Explainability & Attribution Mathematics

Prerequisites: Part 4: Probability (expectations, conditional probability), Part 7: Linear Algebra (linear regression, matrix inversion), Part 8: Calculus (gradients, integrals, chain rule). This extension is the canonical reference for explainability content in AI in the Wild: XAI.

The Attribution Problem

Given a model $f: \mathbb{R}^d \to \mathbb{R}$ and an input $x = (x_1, \ldots, x_d)$ with prediction $f(x)$, the attribution problem asks: how much did each feature $x_i$ contribute to the output?

We want an attribution vector $\phi = (\phi_1, \ldots, \phi_d)$ satisfying desirable properties.
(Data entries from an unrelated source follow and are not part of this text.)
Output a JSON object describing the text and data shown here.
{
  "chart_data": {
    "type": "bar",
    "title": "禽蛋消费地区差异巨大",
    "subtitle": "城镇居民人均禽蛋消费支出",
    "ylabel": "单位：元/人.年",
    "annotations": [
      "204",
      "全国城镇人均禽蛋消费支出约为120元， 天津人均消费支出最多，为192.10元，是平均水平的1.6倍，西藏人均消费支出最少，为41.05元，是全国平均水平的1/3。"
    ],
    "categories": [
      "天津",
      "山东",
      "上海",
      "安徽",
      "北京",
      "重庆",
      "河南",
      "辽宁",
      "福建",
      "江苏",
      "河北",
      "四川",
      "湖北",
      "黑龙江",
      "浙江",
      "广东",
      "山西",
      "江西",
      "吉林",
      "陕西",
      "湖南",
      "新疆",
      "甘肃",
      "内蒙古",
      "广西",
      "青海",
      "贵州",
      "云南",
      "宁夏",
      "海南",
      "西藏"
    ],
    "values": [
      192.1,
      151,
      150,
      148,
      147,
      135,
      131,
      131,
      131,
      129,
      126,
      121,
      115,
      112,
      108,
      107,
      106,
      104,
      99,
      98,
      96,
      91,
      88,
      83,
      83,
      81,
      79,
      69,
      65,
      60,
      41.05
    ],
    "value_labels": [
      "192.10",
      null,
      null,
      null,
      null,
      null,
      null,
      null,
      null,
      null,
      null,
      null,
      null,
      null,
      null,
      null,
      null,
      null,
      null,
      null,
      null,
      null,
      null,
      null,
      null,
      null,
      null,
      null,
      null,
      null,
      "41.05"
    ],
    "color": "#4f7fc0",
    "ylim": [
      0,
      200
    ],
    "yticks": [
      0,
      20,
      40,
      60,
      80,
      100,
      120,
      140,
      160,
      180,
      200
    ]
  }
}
Different methods formalize "contribution" differently — game theory, local approximation, or path integrals — leading to Shapley values, LIME, and integrated gradients respectively.

Shapley Values

Axioms & Uniqueness Theorem

Shapley values come from cooperative game theory. Define a "game" with $d$ players (features) and a value function $v: 2^{\{1,\ldots,d\}} \to \mathbb{R}$ where $v(S)$ is the model's output using only features in subset $S$ (other features marginalized out).

Definition. The Shapley value for feature $i$ is:

$$\boxed{\phi_i = \sum_{S \subseteq \{1,\ldots,d\} \setminus \{i\}} \frac{|S|!\,(d-|S|-1)!}{d!} \left[v(S \cup \{i\}) - v(S)\right]}$$

This averages the marginal contribution of feature $i$ over all possible orderings in which features could be "added" to the coalition.

Uniqueness Theorem (Shapley 1953): The Shapley value is the unique attribution method satisfying four axioms:

Axiom	Statement	Intuition
Efficiency	$\sum_{i=1}^d \phi_i = v(\{1,\ldots,d\}) - v(\emptyset)$	Attributions sum to the total prediction minus baseline
Symmetry	If $v(S \cup \{i\}) = v(S \cup \{j\})\ \forall S$, then $\phi_i = \phi_j$	Equal contributors get equal credit
Null Player	If $v(S \cup \{i\}) = v(S)\ \forall S$, then $\phi_i = 0$	Irrelevant features get zero attribution
Linearity	$\phi_i(v_1 + v_2) = \phi_i(v_1) + \phi_i(v_2)$	Additivity across combined games

Computational Complexity

Exact Shapley values require evaluating $v(S)$ for all $2^d$ subsets — exponential in the number of features. For $d = 20$, that's over 1 million evaluations. For modern models with hundreds of features, exact computation is intractable.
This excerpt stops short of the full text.